Après les demandes relatives aux prêts de salle, la mise en libre service de textiles lavables en BU est l’un des sujets sur lequel nous recevons (et avons en interne) nombre de questions. Voici un point d’étape, très factuel, après plusieurs années d’essais/erreurs sur l’entretien des textiles “de confort” en BU.
Un élément de contexte : nous avons fait le choix d’éviter le plus possible les revêtements plastiques malgré leur robustesse et l’hygiène qu’ils permettent.

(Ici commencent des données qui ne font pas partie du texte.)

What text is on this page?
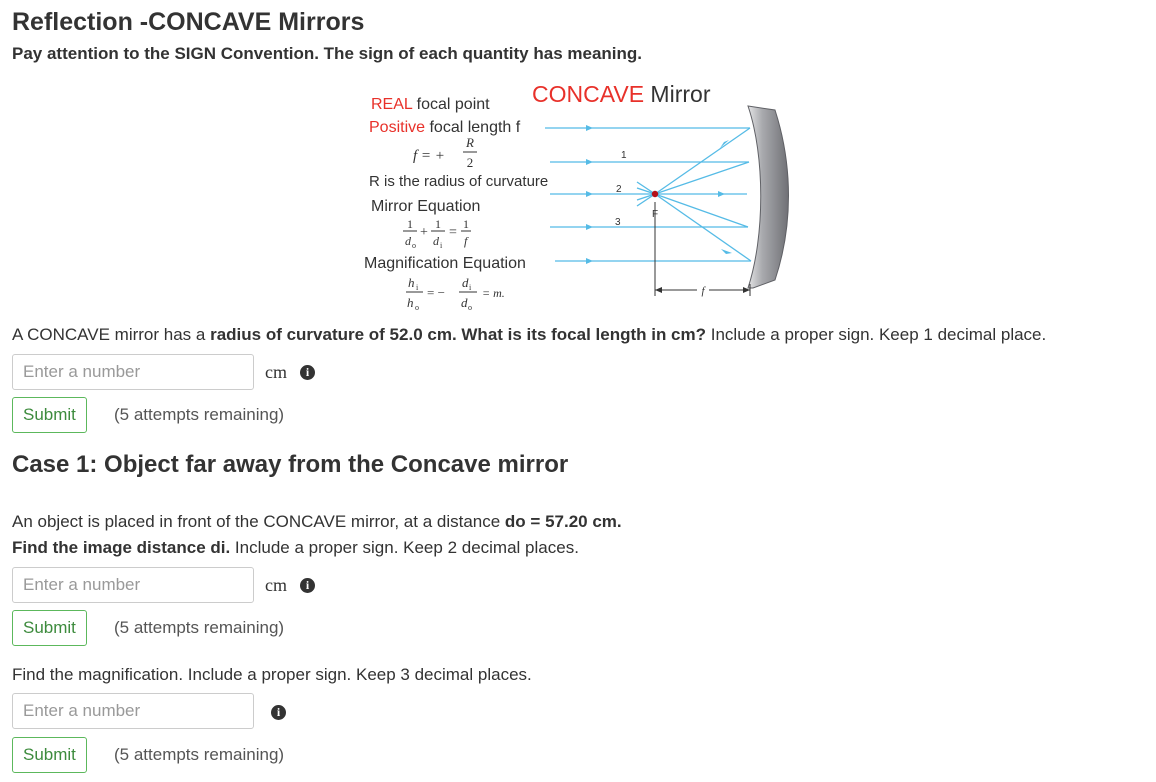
Reflection -CONCAVE Mirrors
Pay attention to the SIGN Convention. The sign of each quantity has meaning.
f
1
2
3
F
CONCAVE Mirror
REAL focal point
Positive focal length f
f = +
R
2
R is the radius of curvature
Mirror Equation
1
d o
+
1
d i
=
1
f
Magnification Equation
h i
h o
= −
d i
d o
= m.
A CONCAVE mirror has a radius of curvature of 52.0 cm. What is its focal length in cm? Include a proper sign. Keep 1 decimal place.
Enter a number
cm	i
Submit	(5 attempts remaining)
Case 1: Object far away from the Concave mirror
An object is placed in front of the CONCAVE mirror, at a distance do = 57.20 cm.
Find the image distance di. Include a proper sign. Keep 2 decimal places.
Enter a number
cm	i
Submit	(5 attempts remaining)
Find the magnification. Include a proper sign. Keep 3 decimal places.
Enter a number
i
Submit	(5 attempts remaining)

Donc, voilà des années que nous nous préoccupons de maintenir en état minimal de “désirabilité” et d’hygiène les touches de confort qui apportent un supplément d’âme et de moelleux à nos 2 BU. Nous sommes conscients qu’il s’agit de choix précaires et nous sommes susceptibles de les réévaluer à tout moment…
Le billet “économie domestique et blanchisserie en BU” va donc parler :
- de chauffeuses en tissu
- de fat boys (nom de code, gros garçons) [maj regarnissage 2020]
- de plaids
- de chariots à moumoute [maj janvier 2020, à ne pas manquer]

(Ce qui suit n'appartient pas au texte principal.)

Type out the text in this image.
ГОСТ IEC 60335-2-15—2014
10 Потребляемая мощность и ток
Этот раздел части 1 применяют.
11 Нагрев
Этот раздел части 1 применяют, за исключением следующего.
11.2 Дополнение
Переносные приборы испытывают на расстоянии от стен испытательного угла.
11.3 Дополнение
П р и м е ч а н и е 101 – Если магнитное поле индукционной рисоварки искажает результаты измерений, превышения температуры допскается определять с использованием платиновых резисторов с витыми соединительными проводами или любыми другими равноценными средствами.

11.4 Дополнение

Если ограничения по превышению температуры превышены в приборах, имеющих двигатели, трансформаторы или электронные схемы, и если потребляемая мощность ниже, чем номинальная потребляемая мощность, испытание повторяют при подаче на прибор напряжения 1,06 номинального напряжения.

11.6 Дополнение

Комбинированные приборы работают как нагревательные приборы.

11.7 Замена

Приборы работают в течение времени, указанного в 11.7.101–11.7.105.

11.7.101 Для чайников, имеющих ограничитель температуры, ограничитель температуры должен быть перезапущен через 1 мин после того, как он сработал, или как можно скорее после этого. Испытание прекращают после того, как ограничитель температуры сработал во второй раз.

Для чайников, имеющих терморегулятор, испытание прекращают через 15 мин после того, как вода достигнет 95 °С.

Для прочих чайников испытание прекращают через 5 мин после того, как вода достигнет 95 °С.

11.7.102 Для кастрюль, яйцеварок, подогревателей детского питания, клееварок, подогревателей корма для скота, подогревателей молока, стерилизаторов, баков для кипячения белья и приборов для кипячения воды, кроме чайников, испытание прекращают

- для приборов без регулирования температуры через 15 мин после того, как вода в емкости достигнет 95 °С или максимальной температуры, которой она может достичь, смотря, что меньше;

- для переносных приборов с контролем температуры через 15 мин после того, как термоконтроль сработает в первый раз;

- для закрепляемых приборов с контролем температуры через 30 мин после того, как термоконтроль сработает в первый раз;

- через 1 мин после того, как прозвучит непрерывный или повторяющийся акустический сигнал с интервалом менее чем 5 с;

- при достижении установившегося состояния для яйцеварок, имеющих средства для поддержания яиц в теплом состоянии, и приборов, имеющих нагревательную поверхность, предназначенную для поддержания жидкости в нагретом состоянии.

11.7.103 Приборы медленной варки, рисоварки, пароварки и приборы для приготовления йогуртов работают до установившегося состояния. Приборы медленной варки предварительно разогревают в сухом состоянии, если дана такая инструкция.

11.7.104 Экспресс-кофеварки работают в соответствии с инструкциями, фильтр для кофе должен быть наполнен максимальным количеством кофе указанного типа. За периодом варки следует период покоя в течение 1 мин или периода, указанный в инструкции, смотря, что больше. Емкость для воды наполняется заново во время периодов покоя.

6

- d’inclusion et d’évolution des métiers et compétences
I. Les fauteuils en tissu = depuis 2010
- 50 Chauffeuses Lamhults, non déhoussables, premier équipement nouvelle BU St Serge, 450 € pièce
- Noir (OK), Rouge (salissant), Vert anis (très salissant)
Nous n’avons pas organisé de nettoyage entre 2010 et 2016. Le résultat : un mobilier défraîchi, et des couleurs claires très tachées.

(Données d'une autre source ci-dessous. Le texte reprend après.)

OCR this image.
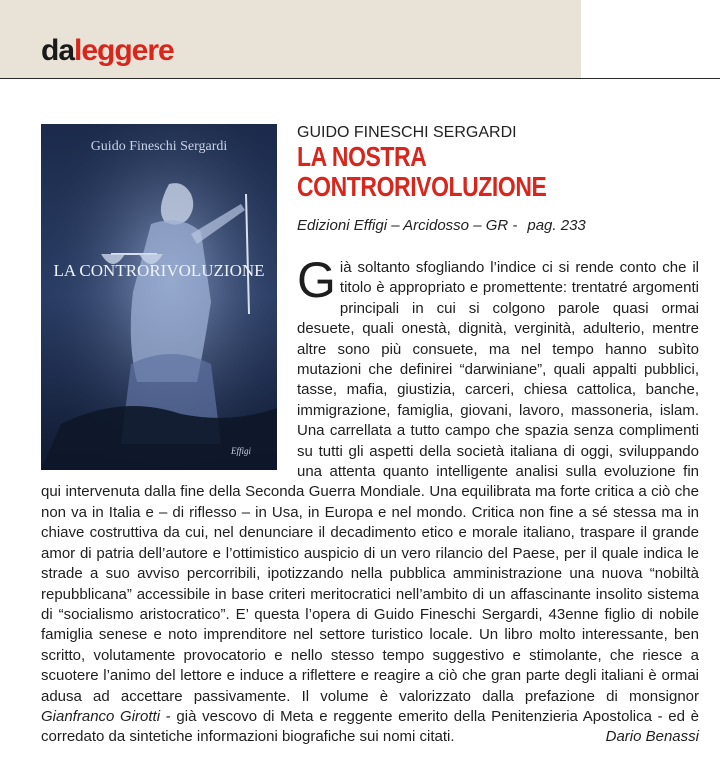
daleggere
Guido Fineschi Sergardi
LA CONTRORIVOLUZIONE
Effigi
GUIDO FINESCHI SERGARDI
LA NOSTRA
CONTRORIVOLUZIONE
Edizioni Effigi – Arcidosso – GR - pag. 233
Già soltanto sfogliando l’indice ci si rende conto che il titolo è appropriato e promettente: trentatré argomenti principali in cui si colgono parole quasi ormai desuete, quali onestà, dignità, verginità, adulterio, mentre altre sono più consuete, ma nel tempo hanno subìto mutazioni che definirei “darwiniane”, quali appalti pubblici, tasse, mafia, giustizia, carceri, chiesa cattolica, banche, immigrazione, famiglia, giovani, lavoro, massoneria, islam. Una carrellata a tutto campo che spazia senza complimenti su tutti gli aspetti della società italiana di oggi, sviluppando una attenta quanto intelligente analisi sulla evoluzione fin qui intervenuta dalla fine della Seconda Guerra Mondiale. Una equilibrata ma forte critica a ciò che non va in Italia e – di riflesso – in Usa, in Europa e nel mondo. Critica non fine a sé stessa ma in chiave costruttiva da cui, nel denunciare il decadimento etico e morale italiano, traspare il grande amor di patria dell’autore e l’ottimistico auspicio di un vero rilancio del Paese, per il quale indica le strade a suo avviso percorribili, ipotizzando nella pubblica amministrazione una nuova “nobiltà repubblicana” accessibile in base criteri meritocratici nell’ambito di un affascinante insolito sistema di “socialismo aristocratico”. E’ questa l’opera di Guido Fineschi Sergardi, 43enne figlio di nobile famiglia senese e noto imprenditore nel settore turistico locale. Un libro molto interessante, ben scritto, volutamente provocatorio e nello stesso tempo suggestivo e stimolante, che riesce a scuotere l’animo del lettore e induce a riflettere e reagire a ciò che gran parte degli italiani è ormai adusa ad accettare passivamente. Il volume è valorizzato dalla prefazione di monsignor Gianfranco Girotti - già vescovo di Meta e reggente emerito della Penitenzieria Apostolica - ed è corredato da sintetiche informazioni biografiche sui nomi citati.	Dario Benassi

Depuis été 2015, nous menons une opération « Ma BU se fait une beauté » chaque été, où nous faisons l’inventaire de tout ce qui est cassé, sali, manquant et essayons de grouper les mesures correctives : nettoyage, peinture de petits pans de murs stratégiques, réassort signalétique… Un des volets emblématiques de l’opération est le shampouinage humide des chauffeuses, à l’huile de coude du bibliothécaire ou de moniteurs étudiants.
2015-2016 | Expérimentation location d’une shampouineuse aspirante Karcher, 45 € par jour + consommable + 3 heures de démarches administratives et déplacement. Matériel mal nettoyé, accessoires manquants. Pour les 50 chauffeuses, l’effort coûte 2 jours/homme.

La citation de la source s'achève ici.